La facture d’importation des produits cosmétiques, parfums et soins corporels a chuté à 58 millions de dollars en 2024, contre plus de 500 millions de dollars précédemment, a indiqué samedi dernier à Alger le ministre du Commerce intérieur et de la Régulation du marché national, Tayeb Zitouni. Il a précisé que cette réduction est principalement due à la production locale de ces produits.
Dans une déclaration à la presse en marge de sa visite au Salon international de l’industrie cosmétique Cosmetica, dont la 3e édition s’est terminée samedi dernier, M. Zitouni a indiqué que « l’industrie cosmétique locale a atteint un niveau élevé, couvrant près de 70% des besoins nationaux ». Il a ajouté que « l’autosuffisance totale a été réalisée pour de nombreux produits de soins corporels ».
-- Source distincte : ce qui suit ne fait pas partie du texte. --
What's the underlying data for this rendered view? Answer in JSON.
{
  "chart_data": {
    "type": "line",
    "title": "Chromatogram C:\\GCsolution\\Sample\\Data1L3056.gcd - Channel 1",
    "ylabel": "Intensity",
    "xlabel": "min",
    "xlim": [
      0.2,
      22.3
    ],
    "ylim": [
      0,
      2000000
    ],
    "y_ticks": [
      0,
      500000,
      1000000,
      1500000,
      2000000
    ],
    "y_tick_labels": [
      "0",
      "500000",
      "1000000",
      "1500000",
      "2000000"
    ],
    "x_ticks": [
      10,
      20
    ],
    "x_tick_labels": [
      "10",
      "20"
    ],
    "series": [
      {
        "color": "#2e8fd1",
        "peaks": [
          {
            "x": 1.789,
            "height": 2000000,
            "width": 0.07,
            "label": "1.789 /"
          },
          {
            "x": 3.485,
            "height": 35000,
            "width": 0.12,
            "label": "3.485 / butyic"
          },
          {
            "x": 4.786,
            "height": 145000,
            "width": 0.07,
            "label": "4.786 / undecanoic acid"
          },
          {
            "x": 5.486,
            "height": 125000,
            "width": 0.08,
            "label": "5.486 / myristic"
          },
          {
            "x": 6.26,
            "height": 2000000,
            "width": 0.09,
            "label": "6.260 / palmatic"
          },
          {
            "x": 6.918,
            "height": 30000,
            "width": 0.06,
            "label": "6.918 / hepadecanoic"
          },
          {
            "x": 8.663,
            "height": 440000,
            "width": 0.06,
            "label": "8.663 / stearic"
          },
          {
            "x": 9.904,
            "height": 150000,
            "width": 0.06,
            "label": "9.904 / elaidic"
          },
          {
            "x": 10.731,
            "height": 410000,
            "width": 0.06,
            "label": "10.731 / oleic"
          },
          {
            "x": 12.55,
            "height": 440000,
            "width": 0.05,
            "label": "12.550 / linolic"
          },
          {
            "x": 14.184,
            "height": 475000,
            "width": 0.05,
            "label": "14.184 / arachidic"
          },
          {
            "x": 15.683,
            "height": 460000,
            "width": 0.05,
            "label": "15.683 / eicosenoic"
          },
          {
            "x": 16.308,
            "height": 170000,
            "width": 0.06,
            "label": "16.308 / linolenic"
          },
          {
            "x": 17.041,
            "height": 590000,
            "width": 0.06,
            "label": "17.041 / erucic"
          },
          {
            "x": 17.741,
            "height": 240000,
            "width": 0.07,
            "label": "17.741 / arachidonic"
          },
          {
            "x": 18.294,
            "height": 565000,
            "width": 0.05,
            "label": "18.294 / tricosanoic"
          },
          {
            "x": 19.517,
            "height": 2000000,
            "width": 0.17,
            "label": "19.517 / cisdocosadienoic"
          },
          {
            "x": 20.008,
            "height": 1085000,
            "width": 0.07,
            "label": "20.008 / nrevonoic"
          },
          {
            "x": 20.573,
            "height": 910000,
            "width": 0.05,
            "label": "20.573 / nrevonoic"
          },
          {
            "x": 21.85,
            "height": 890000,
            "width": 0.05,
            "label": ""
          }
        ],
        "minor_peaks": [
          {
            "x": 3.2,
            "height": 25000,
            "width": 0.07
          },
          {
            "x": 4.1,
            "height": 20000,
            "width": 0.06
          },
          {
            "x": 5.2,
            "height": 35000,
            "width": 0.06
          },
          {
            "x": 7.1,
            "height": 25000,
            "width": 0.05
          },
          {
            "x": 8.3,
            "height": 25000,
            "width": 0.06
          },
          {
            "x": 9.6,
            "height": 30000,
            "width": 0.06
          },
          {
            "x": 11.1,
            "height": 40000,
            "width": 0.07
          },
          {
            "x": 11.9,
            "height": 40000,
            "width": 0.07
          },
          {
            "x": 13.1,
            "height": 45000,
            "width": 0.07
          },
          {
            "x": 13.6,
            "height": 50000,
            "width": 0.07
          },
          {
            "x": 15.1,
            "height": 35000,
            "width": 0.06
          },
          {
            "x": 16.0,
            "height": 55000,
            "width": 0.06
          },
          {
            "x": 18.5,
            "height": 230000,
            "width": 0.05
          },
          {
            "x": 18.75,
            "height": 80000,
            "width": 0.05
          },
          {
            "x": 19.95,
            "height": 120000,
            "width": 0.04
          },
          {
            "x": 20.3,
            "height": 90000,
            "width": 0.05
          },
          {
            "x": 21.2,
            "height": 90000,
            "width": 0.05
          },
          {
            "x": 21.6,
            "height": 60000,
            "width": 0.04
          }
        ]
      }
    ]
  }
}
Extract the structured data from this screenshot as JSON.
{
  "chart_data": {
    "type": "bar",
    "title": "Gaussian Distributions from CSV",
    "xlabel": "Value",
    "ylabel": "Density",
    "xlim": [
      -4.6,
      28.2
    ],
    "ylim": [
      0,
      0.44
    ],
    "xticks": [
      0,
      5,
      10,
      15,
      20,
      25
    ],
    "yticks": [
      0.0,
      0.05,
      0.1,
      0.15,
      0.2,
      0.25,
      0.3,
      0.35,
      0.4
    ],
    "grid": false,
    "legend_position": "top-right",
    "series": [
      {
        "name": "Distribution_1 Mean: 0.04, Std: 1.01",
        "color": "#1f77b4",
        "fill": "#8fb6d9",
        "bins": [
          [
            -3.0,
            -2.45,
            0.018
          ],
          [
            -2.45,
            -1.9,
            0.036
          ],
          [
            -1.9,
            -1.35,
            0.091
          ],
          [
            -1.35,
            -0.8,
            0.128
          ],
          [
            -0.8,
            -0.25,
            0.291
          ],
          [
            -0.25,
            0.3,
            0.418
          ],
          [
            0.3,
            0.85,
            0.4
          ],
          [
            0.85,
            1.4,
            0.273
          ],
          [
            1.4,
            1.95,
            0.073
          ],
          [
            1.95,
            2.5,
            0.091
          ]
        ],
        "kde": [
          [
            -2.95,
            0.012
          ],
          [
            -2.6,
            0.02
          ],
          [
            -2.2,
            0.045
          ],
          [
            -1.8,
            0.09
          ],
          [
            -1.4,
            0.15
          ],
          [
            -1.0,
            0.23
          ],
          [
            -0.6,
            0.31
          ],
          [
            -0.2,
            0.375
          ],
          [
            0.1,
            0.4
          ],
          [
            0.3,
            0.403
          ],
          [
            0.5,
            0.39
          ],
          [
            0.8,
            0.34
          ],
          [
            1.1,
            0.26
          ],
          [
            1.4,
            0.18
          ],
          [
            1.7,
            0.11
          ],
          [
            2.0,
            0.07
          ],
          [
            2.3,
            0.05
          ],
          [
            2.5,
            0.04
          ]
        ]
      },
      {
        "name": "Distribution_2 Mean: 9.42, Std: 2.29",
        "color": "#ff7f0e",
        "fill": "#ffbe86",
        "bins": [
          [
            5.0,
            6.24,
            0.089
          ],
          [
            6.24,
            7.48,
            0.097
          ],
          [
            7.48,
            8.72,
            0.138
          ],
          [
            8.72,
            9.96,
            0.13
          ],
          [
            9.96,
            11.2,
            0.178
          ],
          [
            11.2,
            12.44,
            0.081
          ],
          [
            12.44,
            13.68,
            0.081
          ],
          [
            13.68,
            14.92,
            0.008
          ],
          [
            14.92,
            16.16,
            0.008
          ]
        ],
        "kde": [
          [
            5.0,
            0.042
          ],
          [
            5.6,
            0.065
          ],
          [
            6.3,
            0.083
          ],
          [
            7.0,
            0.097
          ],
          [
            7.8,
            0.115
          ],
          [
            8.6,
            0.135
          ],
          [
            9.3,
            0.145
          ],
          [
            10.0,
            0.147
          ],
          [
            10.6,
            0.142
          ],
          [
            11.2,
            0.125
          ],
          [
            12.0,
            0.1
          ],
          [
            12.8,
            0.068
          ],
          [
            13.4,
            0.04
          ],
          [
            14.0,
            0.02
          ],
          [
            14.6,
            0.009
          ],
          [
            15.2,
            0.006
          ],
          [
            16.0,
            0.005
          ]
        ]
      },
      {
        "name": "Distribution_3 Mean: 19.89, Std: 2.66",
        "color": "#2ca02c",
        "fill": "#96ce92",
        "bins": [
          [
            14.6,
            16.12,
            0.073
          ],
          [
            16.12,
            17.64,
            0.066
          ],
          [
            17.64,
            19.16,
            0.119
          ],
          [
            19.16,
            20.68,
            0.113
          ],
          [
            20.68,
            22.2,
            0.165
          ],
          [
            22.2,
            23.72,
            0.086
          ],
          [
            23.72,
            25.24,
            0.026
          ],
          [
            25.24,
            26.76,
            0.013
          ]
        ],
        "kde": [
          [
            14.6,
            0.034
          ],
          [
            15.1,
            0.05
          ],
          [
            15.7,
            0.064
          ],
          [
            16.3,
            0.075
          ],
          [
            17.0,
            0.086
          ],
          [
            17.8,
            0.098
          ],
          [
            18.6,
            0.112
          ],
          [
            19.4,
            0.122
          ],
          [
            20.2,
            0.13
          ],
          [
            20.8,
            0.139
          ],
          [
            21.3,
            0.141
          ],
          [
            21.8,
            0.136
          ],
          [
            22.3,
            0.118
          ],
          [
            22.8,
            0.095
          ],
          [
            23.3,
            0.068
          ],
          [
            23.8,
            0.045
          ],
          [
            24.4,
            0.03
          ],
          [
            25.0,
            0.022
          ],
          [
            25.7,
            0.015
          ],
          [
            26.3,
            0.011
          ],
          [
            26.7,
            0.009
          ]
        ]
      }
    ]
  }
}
En plus de participer à la diminution de la facture d’importation, l’industrie cosmétique locale a accompli un progrès significatif tant sur le plan qualitatif que quantitatif, ce qui lui permet d’être compétitive à l’échelle internationale, a affirmé le ministre. Il a également mis en avant l’influence de cette industrie sur la création d’emplois et le renforcement de la chaîne de valeur. Ces résultats ont été obtenus grâce à la politique de rationalisation des importations et de soutien à la production nationale, conformément aux directives du président de la République, Abdelmadjid Tebboune. M. Zitouni a ajouté que « l’Algérie dispose de nombreux atouts pour atteindre ses objectifs dans ce secteur ».
Concernant les importations, M.Zitouni a précisé que les chiffres présentés montrent qu' »il n’y a pas eu de suspension des importations dans ce domaine, comme certains l’affirment, mais simplement une rationalisation », ajoutant qu’un surplus existe pour certains produits locaux, ouvrant ainsi « des perspectives prometteuses pour l’exportation à des prix compétitifs ».
En ce qui concerne le salon, qui a réuni près de 250 entreprises, M. Zitouni a estimé que la forte participation des exposants constituait un « indicateur positif » pour l’industrie locale des produits cosmétiques, des parfums et des soins corporels, tout en mettant en avant le rôle des startups et des diplômés universitaires qui ont dynamisé ce secteur.
Selon le ministre, la participation de 17 pays à ce salon « offre une opportunité de créer des partenariats ».
En outre, concernant le recensement économique des produits nationaux qui commence aujourd’hui, M. Zitouni a expliqué que cette opération, qui concernera 186 000 entreprises productrices dans divers domaines, « permettra d’évaluer les capacités de production du pays ».
Concernant le projet de loi sur la régulation du marché en préparation, M.Zitouni a assuré que toutes les catégories étaient associées à son élaboration : commerçants, organisations professionnelles, syndicats, fabricants, administrations et importateurs. Ce projet est conçu avec la participation de tous les acteurs, selon une approche participative, afin de parvenir à une organisation permettant de contenir le marché parallèle et le marché électronique.
Enfin, s’agissant des préparatifs pour le mois de ramadan, M. Zitouni a indiqué qu’une « prise de conscience collective » a été observée ces dernières années concernant les réductions et promotions à appliquer durant ce mois sacré, ajoutant que l’organisation du marché et la lutte contre les pénuries et les perturbations étaient des actions menées tout au long de l’année.